Prosocial Commitment, Flow, and the Limits of Attention


As past scholarship has made clear, both at any given moment and over the course of a lifetime we have only finite attention but we face endless claims upon it; individual and collective wellbeing thus depend to a significant degree on how this limited attention is invested. Devoting focused and full attention to what one is doing in the present moment is one way of investing attention. Directing attention to outcomes lying beyond the present moment – among which are included not just one’s own future gain but also others’ future welfare – is another. In this presentation, I discuss how the investment of attention shapes experiences of prosocial commitment (dedication to the wellbeing of others) and experiences of flow (deep, enjoyable absorption), how the two can be in tension, and how they can be in harmony. Quantitative and qualitative research findings are outlined. In addition, I discuss implications for the understanding of attention and its relationship to the quality of life, individual and collective.

About Jeanne Nakamura

Jeanne Nakamura is Associate Professor of Psychology and Director of the Quality of Life Research Center at Claremont Graduate University (CGU) in Claremont, CA, USA. She received her PhD from the University of Chicago.
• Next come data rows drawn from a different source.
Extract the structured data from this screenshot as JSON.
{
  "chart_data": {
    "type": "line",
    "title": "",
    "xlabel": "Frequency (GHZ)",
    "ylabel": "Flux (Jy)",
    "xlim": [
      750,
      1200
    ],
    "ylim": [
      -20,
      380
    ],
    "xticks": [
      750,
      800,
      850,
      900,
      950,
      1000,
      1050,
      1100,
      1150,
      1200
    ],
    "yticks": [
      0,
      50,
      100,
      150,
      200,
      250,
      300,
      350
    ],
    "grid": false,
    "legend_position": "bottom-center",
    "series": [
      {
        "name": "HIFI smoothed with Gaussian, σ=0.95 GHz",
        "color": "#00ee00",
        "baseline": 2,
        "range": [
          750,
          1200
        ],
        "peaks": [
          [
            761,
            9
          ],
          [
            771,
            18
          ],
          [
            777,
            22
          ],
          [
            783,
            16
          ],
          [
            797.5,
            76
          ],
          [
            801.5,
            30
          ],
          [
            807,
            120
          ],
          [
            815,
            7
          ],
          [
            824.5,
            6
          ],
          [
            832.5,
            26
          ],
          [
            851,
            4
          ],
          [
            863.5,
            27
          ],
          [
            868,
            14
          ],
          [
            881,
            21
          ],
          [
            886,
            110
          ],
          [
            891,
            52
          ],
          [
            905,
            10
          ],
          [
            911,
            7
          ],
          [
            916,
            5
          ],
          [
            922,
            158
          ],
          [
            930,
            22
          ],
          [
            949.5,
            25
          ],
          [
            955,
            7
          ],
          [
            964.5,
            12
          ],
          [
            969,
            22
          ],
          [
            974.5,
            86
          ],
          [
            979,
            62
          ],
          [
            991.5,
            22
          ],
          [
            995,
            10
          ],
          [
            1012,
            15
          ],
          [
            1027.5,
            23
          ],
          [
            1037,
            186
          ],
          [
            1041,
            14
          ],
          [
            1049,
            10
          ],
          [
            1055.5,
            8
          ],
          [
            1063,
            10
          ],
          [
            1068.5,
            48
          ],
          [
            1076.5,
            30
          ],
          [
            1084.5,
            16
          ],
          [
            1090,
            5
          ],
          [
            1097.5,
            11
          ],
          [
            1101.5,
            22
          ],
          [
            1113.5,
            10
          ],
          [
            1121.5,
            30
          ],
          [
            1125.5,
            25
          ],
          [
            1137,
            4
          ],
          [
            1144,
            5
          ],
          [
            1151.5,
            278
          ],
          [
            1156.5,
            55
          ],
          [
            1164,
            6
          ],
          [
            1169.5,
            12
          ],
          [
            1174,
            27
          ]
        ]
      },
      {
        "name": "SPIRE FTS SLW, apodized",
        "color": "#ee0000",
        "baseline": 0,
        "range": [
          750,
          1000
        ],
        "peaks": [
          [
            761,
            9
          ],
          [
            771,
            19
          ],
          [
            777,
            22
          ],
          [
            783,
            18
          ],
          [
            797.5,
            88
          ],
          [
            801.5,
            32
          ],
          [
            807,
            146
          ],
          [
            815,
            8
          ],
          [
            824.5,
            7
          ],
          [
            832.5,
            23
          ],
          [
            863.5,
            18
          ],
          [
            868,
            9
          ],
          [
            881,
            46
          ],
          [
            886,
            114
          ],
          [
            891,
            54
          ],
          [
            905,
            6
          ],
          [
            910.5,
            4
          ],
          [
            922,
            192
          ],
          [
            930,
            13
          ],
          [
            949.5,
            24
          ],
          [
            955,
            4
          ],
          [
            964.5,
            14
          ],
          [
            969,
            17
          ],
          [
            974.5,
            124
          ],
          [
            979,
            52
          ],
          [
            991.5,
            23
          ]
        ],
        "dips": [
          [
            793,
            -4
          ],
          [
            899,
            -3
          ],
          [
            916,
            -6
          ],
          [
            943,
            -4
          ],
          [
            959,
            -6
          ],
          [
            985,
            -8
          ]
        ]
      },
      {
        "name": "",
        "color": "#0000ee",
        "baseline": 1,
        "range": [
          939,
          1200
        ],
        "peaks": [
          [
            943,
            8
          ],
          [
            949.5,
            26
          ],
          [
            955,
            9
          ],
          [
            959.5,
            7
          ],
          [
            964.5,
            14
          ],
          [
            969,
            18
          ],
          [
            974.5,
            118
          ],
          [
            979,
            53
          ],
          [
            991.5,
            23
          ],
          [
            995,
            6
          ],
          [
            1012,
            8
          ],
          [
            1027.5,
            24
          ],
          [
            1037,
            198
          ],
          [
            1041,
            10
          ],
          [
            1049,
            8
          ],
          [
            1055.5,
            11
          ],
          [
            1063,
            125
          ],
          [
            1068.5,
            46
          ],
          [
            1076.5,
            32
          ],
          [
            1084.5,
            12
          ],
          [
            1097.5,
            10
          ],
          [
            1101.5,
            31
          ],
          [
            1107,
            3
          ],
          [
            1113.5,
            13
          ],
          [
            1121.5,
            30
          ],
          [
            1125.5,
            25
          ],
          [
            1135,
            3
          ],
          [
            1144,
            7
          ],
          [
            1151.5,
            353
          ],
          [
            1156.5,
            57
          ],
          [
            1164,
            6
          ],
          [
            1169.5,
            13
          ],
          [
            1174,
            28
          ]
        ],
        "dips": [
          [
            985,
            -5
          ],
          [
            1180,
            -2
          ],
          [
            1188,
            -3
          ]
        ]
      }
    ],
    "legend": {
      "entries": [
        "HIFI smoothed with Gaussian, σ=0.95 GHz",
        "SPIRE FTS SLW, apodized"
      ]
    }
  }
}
She helped establish CGU’s Quality of Life Research Center with Mihaly Csikszentmihalyi in 1999 and its positive psychology graduate program, which offered the first doctoral degree focusing on positive psychology, in 2007. She studies positive psychology in a lifespan-developmental context, including vital engagement and flow, good work and good mentoring, and aging well. She is coauthor of Good Mentoring and Creativity and Development and co-editor of Positive Psychological Science. Her current research and writing address motivation and engagement in adulthood, and prosocial commitment after sixty as a model for positive aging. She is a current member of the International Positive Psychology Association’s Council of Advisors, and with colleagues has organized conferences on Alternatives to Materialism and the Psychology of Well-being and Its Ecological Implications.